東京都は、都立小金井公園を中心に、その周辺の小平市、西東京市、武蔵野市、小金井市と合同で、2011年度総合防災訓練を10月29日(土)に実施する。今回は、多摩直下を震源とする地震被害を想定した内容。東日本大震災後、初めての総合防災訓練で、これまで以上にリアリティーがあり、かつ実践的な訓練を目指している。

■大震災の教訓
 総合防災訓練は、これまで特別区・島しょ地域と多摩地域で交互に実施してきた。今年度は、多摩地域となる。
 毎年、9月1日の「防災の日」前後に実施し、今年度も当初は、8月28日を予定していた。しかし、3月11日に東日本大震災が発生し、警察・消防・自衛隊など、多くの防災機関が被災地で大規模な活動を展開してきたことなどから、実施時期を約2カ月遅らせ、10月29日に行うことになった。

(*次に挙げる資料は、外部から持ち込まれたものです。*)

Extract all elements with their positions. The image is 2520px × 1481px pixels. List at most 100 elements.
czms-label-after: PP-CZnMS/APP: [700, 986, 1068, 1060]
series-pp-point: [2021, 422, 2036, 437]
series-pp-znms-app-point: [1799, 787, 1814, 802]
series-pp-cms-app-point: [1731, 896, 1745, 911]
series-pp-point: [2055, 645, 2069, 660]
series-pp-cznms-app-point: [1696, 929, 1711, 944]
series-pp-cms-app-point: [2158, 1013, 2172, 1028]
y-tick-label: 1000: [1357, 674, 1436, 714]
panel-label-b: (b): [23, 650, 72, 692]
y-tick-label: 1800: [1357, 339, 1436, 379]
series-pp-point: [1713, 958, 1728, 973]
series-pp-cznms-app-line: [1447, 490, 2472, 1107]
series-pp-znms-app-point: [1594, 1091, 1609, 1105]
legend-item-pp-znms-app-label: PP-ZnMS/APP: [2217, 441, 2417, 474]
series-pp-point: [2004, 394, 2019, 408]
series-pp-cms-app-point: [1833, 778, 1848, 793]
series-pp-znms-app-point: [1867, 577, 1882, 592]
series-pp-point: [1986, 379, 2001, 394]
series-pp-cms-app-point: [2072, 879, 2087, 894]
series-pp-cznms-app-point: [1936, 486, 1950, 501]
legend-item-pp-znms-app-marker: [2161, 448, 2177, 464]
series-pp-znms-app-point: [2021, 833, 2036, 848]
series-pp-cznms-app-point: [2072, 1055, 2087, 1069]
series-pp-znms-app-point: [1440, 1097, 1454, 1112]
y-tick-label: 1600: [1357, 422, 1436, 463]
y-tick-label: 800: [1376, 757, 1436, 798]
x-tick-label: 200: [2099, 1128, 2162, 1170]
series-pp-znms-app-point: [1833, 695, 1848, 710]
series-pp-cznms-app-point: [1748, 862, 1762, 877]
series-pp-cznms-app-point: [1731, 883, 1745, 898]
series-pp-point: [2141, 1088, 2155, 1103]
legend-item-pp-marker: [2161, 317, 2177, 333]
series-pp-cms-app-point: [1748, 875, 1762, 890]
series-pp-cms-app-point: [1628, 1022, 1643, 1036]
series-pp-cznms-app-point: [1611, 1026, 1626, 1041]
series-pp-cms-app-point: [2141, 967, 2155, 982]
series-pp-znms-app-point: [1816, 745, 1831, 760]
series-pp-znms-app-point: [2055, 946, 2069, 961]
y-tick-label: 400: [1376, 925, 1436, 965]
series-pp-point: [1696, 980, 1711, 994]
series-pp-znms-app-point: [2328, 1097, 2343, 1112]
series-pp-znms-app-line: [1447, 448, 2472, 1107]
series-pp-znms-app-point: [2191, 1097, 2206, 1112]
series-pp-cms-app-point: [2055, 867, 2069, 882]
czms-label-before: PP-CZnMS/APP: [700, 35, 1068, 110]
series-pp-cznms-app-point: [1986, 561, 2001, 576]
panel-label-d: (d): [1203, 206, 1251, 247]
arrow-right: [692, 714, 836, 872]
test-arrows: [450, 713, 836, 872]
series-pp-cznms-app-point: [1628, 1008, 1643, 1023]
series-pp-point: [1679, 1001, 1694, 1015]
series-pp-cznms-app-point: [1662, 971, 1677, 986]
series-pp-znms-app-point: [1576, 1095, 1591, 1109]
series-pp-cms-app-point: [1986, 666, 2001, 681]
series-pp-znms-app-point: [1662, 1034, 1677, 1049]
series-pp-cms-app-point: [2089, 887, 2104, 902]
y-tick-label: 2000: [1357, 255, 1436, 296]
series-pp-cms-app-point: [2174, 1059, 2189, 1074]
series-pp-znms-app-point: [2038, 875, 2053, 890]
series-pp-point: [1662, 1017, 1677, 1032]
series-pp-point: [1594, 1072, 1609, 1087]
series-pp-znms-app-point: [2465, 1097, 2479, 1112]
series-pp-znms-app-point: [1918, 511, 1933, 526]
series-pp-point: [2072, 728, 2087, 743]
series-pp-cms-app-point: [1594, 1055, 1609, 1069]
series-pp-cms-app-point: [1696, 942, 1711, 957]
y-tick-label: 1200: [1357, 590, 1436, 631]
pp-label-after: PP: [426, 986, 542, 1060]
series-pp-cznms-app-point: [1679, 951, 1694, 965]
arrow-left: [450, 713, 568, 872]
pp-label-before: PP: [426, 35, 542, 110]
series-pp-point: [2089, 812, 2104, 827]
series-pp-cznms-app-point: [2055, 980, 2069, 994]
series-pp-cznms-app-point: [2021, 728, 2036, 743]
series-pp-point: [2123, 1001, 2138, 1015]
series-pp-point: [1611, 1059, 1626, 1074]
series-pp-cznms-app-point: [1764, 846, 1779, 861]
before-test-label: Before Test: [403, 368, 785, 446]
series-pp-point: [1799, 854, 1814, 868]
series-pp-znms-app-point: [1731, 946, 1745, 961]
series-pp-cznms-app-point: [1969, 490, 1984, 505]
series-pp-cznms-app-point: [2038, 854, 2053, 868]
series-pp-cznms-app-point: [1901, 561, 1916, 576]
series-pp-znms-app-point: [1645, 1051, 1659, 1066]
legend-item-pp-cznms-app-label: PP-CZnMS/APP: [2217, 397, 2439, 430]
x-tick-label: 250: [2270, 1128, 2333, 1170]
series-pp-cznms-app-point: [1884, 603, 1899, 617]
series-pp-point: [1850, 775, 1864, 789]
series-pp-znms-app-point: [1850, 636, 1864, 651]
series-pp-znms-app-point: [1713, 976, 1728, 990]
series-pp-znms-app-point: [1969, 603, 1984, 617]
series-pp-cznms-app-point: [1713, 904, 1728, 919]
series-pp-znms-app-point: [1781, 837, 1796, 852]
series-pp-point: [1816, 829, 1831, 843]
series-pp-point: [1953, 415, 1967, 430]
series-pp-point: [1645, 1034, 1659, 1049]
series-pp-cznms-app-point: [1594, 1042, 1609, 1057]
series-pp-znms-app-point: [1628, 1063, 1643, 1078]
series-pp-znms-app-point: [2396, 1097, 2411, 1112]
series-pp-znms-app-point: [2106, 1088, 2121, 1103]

 また、今回は東日本大震災後、初めての総合防災訓練であり、大震災の経験から得た教訓を生かすため、内容を大幅に見直し、実践的な訓練を盛り込んでいる。
■ブラインド訓練
 大きな変更点の一つは、訓練のシナリオをあらかじめ参加者に示さない「ブラインド訓練」の実施だ。通常の訓練は、被害状況や参加者それぞれの役割、手順などの情報をあらかじめ共有した上で、定められた手順通りにできるかどうかを検証する。
 しかし、東日本大震災のような広域にわたる被害が発生した場合には、外国からの部隊を含む多数の応援部隊が現地に集結することから、各機関同士がスムーズに連携し、効率的に活動することが求められる。
 このため今回は、多数の倒壊家屋がある現場で、初めて顔を合わせた自衛隊・警察・消防の各機関が、その場で初めて要救助者の状況を知らされ、相互に話し合い、連携して臨機応変に救出・救助を行う訓練を実施する。
 この訓練には、アジア大都市ネットワーク21の加盟都市であるソウル、シンガポール、台北の消防隊も加わることになっており、まさに、その場での実践力を鍛える訓練となっている。
 このほかにも、食糧・医薬品等の救援物資を仕分けして避難所へ搬送する訓練、避難所の運営訓練でもブラインド方式を取り入れる予定とのことで、訓練の詳細は明らかにされていない。
■「共助」の推進
 もう一つの目玉は、都民が隣近所同士で助け合う「自助・共助」の取り組みを訓練の中で実践することだ。
 参加4市の市民約2千人が集まり、顔見知りの隣近所で倒壊家屋やがれきの中から被災者を救出する訓練を実施する。参加者は、当日、消防団員からバールなど救出救助に必要な道具の使い方、身の回り品を使ったけが人の応急救護・搬送方法などのレクチャーを受け、訓練に参加する。これだけの規模で共助の訓練を実施するのは初めてという。
■避難生活の体験訓練
 このほかにも、避難所から応急仮設住宅での生活、その後の復興までの避難生活の移り変わりを体験する「避難生活体験訓練」を市民の参加で実施する。この会場では、実際に使われる応急仮設住宅が建ち並び、被災地でも活躍した自衛隊の屋外入浴施設なども展示される。
 また、医療関係機関が連携し、トリアージ、傷病者の応急手当、病院搬送等、被災現場での医療の実践を行う医療救護訓練も実施する。全般的にリアリティーを重視し、「実践力の向上」を目指す内容となっている。
■臨海部で高潮・津波/対策訓練
 さらに、臨海部では、総合防災訓練の一環として初めて高潮・津波対策訓練を実施する。東日本大震災では、大津波の襲来により、行政機能そのものが失われるなど、壊滅的な被害が発生した。改めて東京湾の高潮・津波対策を確認するため、東京湾と国や都が管理する河川の全ての水門を閉鎖する。
 晴海地区ではこれに加え、「陸こう」を全て閉鎖する。海につながる道路を遮断し、あわせて住民の避難訓練も行う。臨海部の訓練は関係局がそれぞれ行ってきたが、総合防災訓練として実施することで、関係機関の連携強化を図る。
 都では、こうした訓練を実施する中で明らかになった課題を集約し、地域防災計画の見直しや実践対応力の向上につなげていく考えだ。